Massimiliano La Torre e Salvatore GironeFinalmente l’Italia farà ricorso all’arbitrato internazionale per quel che riguarda i caso dei due fucilieri di Marina Salvatore Girone (in India) e Massimiliano Latorre (ancora in Italia in convalescenza). Il Governo, infatti, ha la possibilità di fare ricorso al Tribunale del Mare di Amburgo come previsto dalla Convenzione sul Mare che potrebbe essere lo strumento più semplice e rapido. Basta che l’Italia presenti la domanda. Subito dopo il Tribunale inizia la procedura di istituzione del consiglio arbitrale che in tempi brevi, 4-5 mesi in tutto, diverrebbe operativo.

Nel caso in cui l’India prendesse tempo o non ottemperasse alle richieste sarebbe lo stesso Tribunale a nominare d’ufficio gli arbitri. Il tribunale così costituito potrebbe anche giudicare “in contumacia” e cioè anche se l’India rifiutasse di presentarsi in aula.

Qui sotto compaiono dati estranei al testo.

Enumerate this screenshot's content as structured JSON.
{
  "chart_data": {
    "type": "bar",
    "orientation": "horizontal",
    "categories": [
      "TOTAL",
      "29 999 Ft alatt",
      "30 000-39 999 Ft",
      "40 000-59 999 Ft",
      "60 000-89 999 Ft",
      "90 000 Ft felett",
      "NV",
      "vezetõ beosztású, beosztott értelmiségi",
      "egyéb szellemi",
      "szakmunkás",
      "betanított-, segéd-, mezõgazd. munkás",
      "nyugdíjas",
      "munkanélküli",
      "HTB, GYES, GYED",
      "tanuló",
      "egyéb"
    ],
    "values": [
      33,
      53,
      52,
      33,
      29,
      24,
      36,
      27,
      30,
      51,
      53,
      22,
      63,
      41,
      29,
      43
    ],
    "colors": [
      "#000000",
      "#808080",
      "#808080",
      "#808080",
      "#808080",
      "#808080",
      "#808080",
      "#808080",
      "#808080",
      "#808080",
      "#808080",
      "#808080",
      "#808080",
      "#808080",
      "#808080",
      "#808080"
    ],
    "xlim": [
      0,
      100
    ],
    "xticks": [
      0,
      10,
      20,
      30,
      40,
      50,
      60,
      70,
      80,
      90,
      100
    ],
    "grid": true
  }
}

In aggiunta – è qui potrebbe essere la chiave di volta – già dopo la presentazione della domanda italiana al Presidente del Tribunale del mare potrebbero essere richieste “misure provvisorie”, che nel caso dei due marò potrebbero tradursi nella richiesta italiana di consentire loro di lasciare l’India. La destinazione scelta dal Tribunale internazionale del mare non potrebbe essere certamente l’Italia, ma uno Stato terzo anche rispetto all’India, “come il Belgio, sede della Nato e dell’Unione Europea, la Francia, il Canada o qualunque altro estraneo alla controversia.

Bisogna anche considerare che non c’era bisogno dei patetici rinvii della Corte Suprema indiana (l’ultimo ha posticipato al 7 luglio la discussione sulla giurisdizione circa il ricorso italiano) per rendersi conto che, dopo oltre tre anni, Nuova Delhi non solo non ha in mano nessun elemento per poter incriminare i due militari italiani ma al tempo stesso non ha intenzione di rilasciarli, forse temendo un impatto negativo in termini di consenso popolare per il governo nazionalista di Narendra Modì.

E che quindi potrebbe portare a qualche evoluzione “già in 4-5 mesi”. Il tempo stringe anche perché occorre sottrarre Girone dalla frustrazione della lunghissima permanenza in India e sbloccare la situazione di Latorre, la cui licenza italiana per ragioni di salute è stata prolungata da Delhi fino al 15 luglio ma difficilmente il militare potrà beneficiare di ulteriori proroghe.

In tal caso Roma si troverebbe, di nuovo, davanti al dilemma se rimandare Latorre in India oppure trattenerlo in Patria provocando la reazione di Delhi.

Solo l’improvvisazione con cui tre governi italiani hanno cercato di gestire la vicenda può spiegare il mancato ricorso, fin dall’inizio della vicenda, al Tribunale del diritto del Mare, organo indipendente delle Nazioni Unite, creato con la III Convenzione internazionale sulla legge del mare che si tenne a Montego Bay, in Giamaica, il 10 dicembre 1982. Il tribunale è chiamato a dirimere i contenziosi tra le 149 nazioni aderenti al Trattato ratificato anche da Italia e India.